L’occasion se présenta en 1848. Cette année-là, à la suite de plaintes au sujet d’un mariage qu’avait célébré Turcotte, Mgr Dollard décida de faire une enquête et il en confia la charge à Gagnon. À titre de vicaire général et avec l’approbation de l’évêque, Gagnon suspendit Turcotte de ses fonctions. Offusqués, les paroissiens de ce dernier interdirent à tout prêtre autre que leur curé, réprimandé sans raison selon eux, de pénétrer à l’intérieur de l’église. Ni Jean-Marie Madran*, pourtant choisi par l’évêque comme successeur de Turcotte, ni l’abbé Gagnon, nommé à la desserte de la mission après le départ précipité de Madran, n’y furent admis. En réalité, il s’agissait d’une révolte ouverte des habitants de Grande-Digue contre l’autorité ecclésiastique.

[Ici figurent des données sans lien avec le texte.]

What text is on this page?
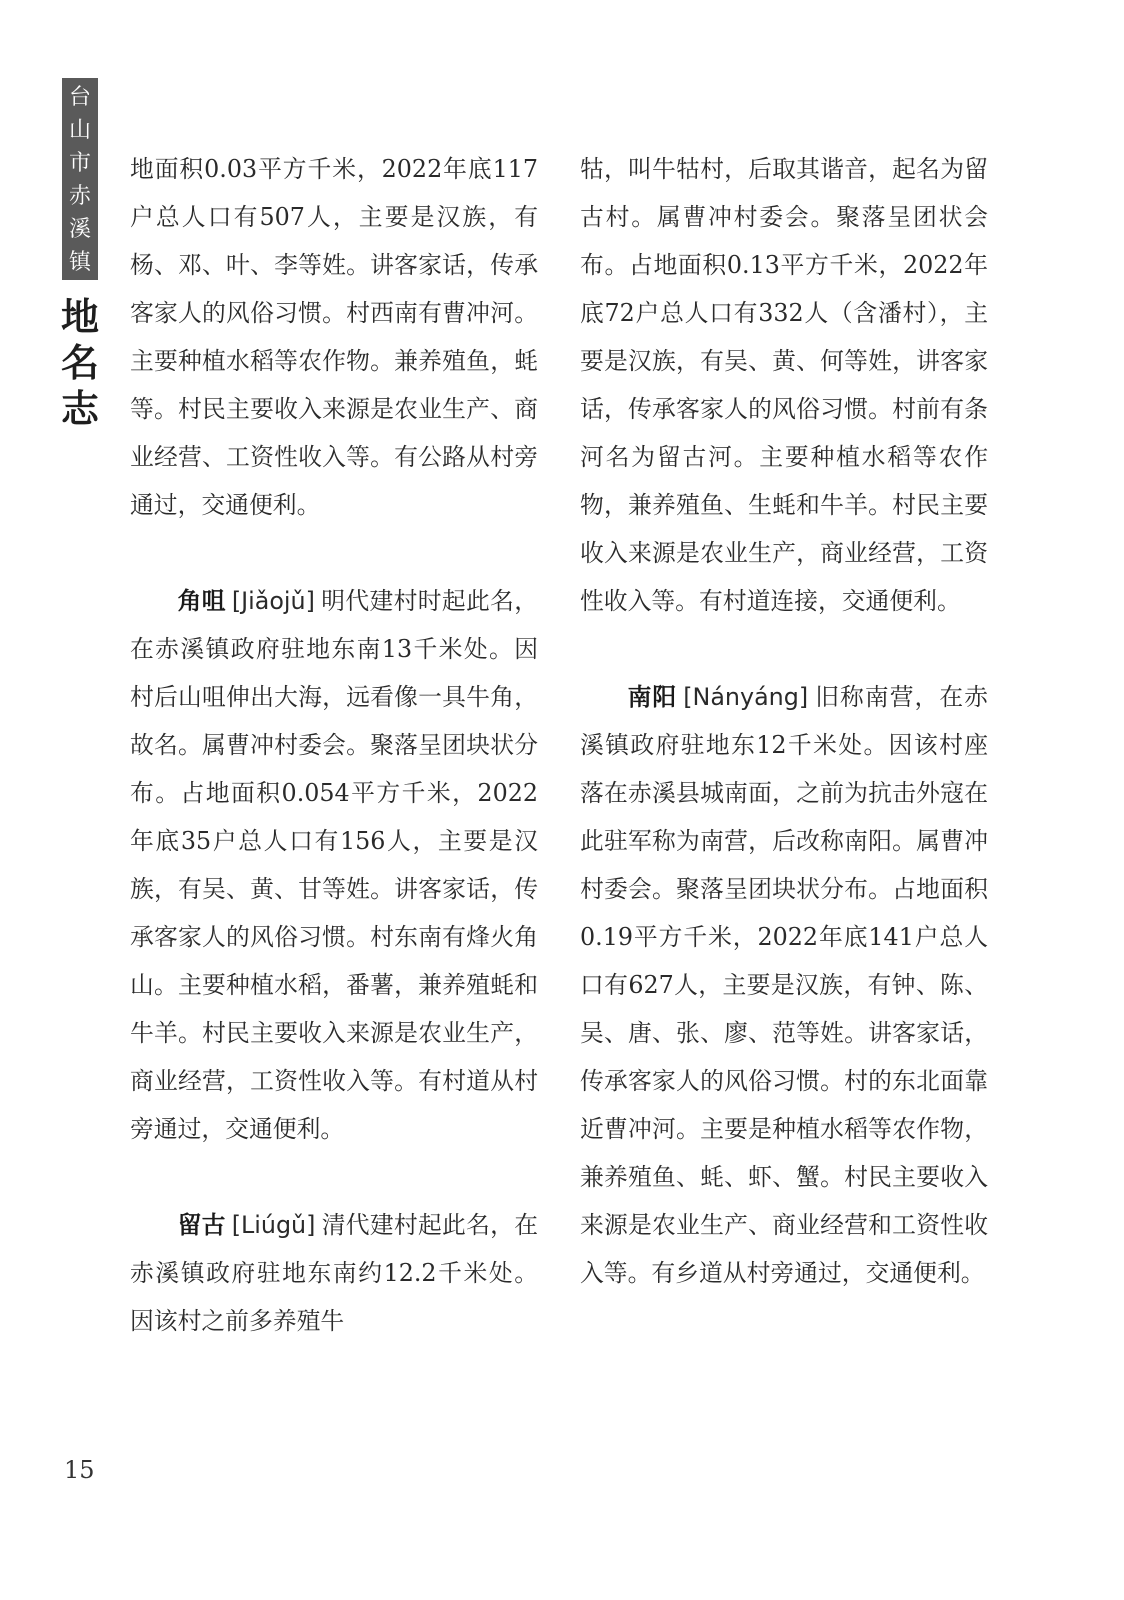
台山市赤溪镇
地名志

地面积0.03平方千米，2022年底117户总人口有507人，主要是汉族，有杨、邓、叶、李等姓。讲客家话，传承客家人的风俗习惯。村西南有曹冲河。主要种植水稻等农作物。兼养殖鱼，蚝等。村民主要收入来源是农业生产、商业经营、工资性收入等。有公路从村旁通过，交通便利。

角咀 [Jiǎojǔ] 明代建村时起此名，在赤溪镇政府驻地东南13千米处。因村后山咀伸出大海，远看像一具牛角，故名。属曹冲村委会。聚落呈团块状分布。占地面积0.054平方千米，2022年底35户总人口有156人，主要是汉族，有吴、黄、甘等姓。讲客家话，传承客家人的风俗习惯。村东南有烽火角山。主要种植水稻，番薯，兼养殖蚝和牛羊。村民主要收入来源是农业生产，商业经营，工资性收入等。有村道从村旁通过，交通便利。

留古 [Liúgǔ] 清代建村起此名，在赤溪镇政府驻地东南约12.2千米处。因该村之前多养殖牛

牯，叫牛牯村，后取其谐音，起名为留古村。属曹冲村委会。聚落呈团状会布。占地面积0.13平方千米，2022年底72户总人口有332人（含潘村），主要是汉族，有吴、黄、何等姓，讲客家话，传承客家人的风俗习惯。村前有条河名为留古河。主要种植水稻等农作物，兼养殖鱼、生蚝和牛羊。村民主要收入来源是农业生产，商业经营，工资性收入等。有村道连接，交通便利。

南阳 [Nányáng] 旧称南营，在赤溪镇政府驻地东12千米处。因该村座落在赤溪县城南面，之前为抗击外寇在此驻军称为南营，后改称南阳。属曹冲村委会。聚落呈团块状分布。占地面积0.19平方千米，2022年底141户总人口有627人，主要是汉族，有钟、陈、吴、唐、张、廖、范等姓。讲客家话，传承客家人的风俗习惯。村的东北面靠近曹冲河。主要是种植水稻等农作物，兼养殖鱼、蚝、虾、蟹。村民主要收入来源是农业生产、商业经营和工资性收入等。有乡道从村旁通过，交通便利。

15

L’abbé Antoine Gagnon, dont la santé avait été minée par son labeur missionnaire, connut au cours de l’hiver de 1848–1849 une aggravation de son état à la suite d’une attaque d’hydropisie, maladie dont il souffrait depuis quelques années. L’amertume que lui avait causé la révolte de ses anciens paroissiens et l’état pitoyable de ses finances précipitèrent sa fin. Il mourut le 2 juin 1849, dans son presbytère de Barachois, et on l’inhuma trois jours plus tard dans le caveau de l’église du même endroit. Il avait légué tous ses biens à son évêque en stipulant qu’ils devaient servir à mettre sur pied un fonds pour le soutien de l’éducation ecclésiastique, mais après qu’on eut satisfait ses créanciers il resta peu de chose.

R. Gilles LeBlanc

AAQ, 210 A, III–XXIV ; 310 CN, I–II ; 311 CN, I–VI.— Arch. of the Diocese of Saint John (Saint-Jean, N.-B.), Dollard papers ; Antoine Gagnon papers.— ASQ, Lettres, N, nos 144–153 ; U, n° 94.— R. G. LeBlanc, « Antoine Gagnon and the mitre : a model of relations between Canadien, Scottish and Irish clergy in the early Maritime church », Religion and identity : the experience of Irish and Scottish Catholics in Atlantic Canada, Terrence Murphy et C. J. Byrne, édit. (St John’s, 1987), 98–113 ; « Antoine Gagnon, missionnaire auprès des Acadiens du sud-est du Nouveau-Brunswick (1809–1849) », Sur l’empremier : la gazette de la Soc. hist. de la mer Rouge (Robichaud, N.-B.), 1 (1984) : 119–184.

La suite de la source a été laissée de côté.